GameStop Corp. and 3D Systems Corp. led a 7.6 percent drop last month in an index of 50 U.S. companies with thehighest short interest, the biggest retreat since 2012, according to data compiled by Goldman Sachs Group Inc. and Bloomberg. The gauge has fallen 1.7 percent this year, making money for investors who bet on declines even as the Standard & Poor’s 500 Index is up 4.8 percent.
Bearish investors are finding profitable targets in a market that had moved higher virtually in unison for two years, helped by prospects for rising interest rates and military conflicts from Ukraine to Israel and Iraq. While hedge funds wagering on stock drops have lost money almost every year since 2009, managers such as David Einhorn and Andy Redleaf are increasing bets against companies such as Athenahealth Inc. and Salesforce.com Inc.
“Stocks have started on a bearish trend and we don’t yet have signs of a bottom,” Frank James, who oversees $5.3 billion as the founder of James Investment Research Inc., said by phone on Aug. 6. “Short selling will do pretty well so long as we retain a bearish trend. It’s time to be careful.”
Wall Street is likely to be somewhat more volatile going forward, now that bear traders have re-emerged from hiding. However, unleveraged investors have little to fear from this. In fact, it is a healthier environment for the market.
Markets which back and fill in a somewhat wider range than we saw from February through July of this year, prevent technically overbought conditions from reaching extreme levels. Persistent, let alone accelerating advances over many months will alarm central bankers even more than they worry experienced investors. Central banks will understandably fear overly leveraged market bubbles which can also trigger inflationary concerns. If so, they will raise interest rates to curb market speculation. Cyclical bear markets can easily follow.
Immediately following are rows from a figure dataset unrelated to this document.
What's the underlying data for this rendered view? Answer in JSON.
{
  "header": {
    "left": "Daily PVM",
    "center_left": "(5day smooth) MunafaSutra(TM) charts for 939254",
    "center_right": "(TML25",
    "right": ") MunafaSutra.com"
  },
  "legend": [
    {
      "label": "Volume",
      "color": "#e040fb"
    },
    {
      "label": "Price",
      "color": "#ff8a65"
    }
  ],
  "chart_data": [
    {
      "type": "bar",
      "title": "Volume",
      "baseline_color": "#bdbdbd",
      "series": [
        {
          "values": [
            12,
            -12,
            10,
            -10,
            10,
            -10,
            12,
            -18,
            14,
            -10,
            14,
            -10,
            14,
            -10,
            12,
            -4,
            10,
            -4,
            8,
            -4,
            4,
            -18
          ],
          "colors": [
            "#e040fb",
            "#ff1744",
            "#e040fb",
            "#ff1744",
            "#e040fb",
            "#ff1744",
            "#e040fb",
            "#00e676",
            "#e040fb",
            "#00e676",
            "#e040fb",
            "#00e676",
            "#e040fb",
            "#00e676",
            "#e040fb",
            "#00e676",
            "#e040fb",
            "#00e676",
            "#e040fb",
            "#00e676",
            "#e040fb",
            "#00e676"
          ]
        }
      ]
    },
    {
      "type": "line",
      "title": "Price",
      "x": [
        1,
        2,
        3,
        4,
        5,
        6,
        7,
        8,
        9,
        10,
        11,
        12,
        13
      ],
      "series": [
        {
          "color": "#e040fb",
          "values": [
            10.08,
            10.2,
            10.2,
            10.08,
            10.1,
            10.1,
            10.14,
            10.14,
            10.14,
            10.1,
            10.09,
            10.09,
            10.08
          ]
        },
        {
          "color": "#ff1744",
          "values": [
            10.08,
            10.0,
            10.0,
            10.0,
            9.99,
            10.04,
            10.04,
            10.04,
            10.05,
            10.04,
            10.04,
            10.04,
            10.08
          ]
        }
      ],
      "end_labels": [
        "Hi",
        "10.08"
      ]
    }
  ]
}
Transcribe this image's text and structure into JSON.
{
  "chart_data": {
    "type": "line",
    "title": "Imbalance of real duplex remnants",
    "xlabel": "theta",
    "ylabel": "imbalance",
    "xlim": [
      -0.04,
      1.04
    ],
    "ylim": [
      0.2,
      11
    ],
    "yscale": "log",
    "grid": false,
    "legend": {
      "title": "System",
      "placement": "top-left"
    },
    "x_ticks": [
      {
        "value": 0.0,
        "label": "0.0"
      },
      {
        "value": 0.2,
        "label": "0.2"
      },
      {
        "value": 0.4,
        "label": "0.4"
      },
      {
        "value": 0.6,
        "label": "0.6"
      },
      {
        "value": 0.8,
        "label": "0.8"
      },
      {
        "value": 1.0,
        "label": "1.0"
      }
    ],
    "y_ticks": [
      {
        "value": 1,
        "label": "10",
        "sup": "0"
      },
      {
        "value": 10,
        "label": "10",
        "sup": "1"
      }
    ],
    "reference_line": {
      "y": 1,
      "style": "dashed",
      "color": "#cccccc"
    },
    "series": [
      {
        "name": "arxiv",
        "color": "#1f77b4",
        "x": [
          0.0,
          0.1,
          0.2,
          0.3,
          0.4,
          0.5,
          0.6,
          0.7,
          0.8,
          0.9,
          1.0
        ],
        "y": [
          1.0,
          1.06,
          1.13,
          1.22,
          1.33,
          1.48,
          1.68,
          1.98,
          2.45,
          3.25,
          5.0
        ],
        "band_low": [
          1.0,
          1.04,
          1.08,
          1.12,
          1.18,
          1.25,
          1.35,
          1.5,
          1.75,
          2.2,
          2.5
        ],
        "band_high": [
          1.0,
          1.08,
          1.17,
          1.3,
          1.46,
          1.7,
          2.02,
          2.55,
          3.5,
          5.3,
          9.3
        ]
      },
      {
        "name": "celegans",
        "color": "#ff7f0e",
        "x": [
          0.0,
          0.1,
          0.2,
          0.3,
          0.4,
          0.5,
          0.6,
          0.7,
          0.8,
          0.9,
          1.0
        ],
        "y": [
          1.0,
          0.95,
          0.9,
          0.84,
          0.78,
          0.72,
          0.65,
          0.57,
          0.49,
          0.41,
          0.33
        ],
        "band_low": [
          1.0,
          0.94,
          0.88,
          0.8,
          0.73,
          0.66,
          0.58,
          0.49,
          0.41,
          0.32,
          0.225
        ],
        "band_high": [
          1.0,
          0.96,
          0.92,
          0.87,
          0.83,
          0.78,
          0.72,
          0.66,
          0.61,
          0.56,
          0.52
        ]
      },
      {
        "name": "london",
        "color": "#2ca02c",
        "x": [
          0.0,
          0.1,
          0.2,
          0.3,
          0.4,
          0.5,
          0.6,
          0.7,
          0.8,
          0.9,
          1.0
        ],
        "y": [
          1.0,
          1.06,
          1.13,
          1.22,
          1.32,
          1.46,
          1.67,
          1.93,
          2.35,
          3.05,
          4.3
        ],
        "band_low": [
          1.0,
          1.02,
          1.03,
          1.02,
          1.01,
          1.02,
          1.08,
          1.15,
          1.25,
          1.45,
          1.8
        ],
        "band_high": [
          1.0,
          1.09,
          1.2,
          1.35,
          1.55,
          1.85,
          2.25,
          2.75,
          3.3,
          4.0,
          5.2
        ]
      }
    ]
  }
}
We can be reasonably certain that if the S&P 500 Index had continued to move sharply higher, the US Federal Reserve would have been under greater pressure to bring interest rate increases forward. Persistent momentum moves have an understandable allure but they are also dangerous, as you will see by scanning long-term charts for any indices or individual instruments.
The S&P has yet to lose its uptrend consistency. Nevertheless, its current yield of 1.95% tells us that it has fulfilled a considerable amount of short to medium-term upside potential since January 3013.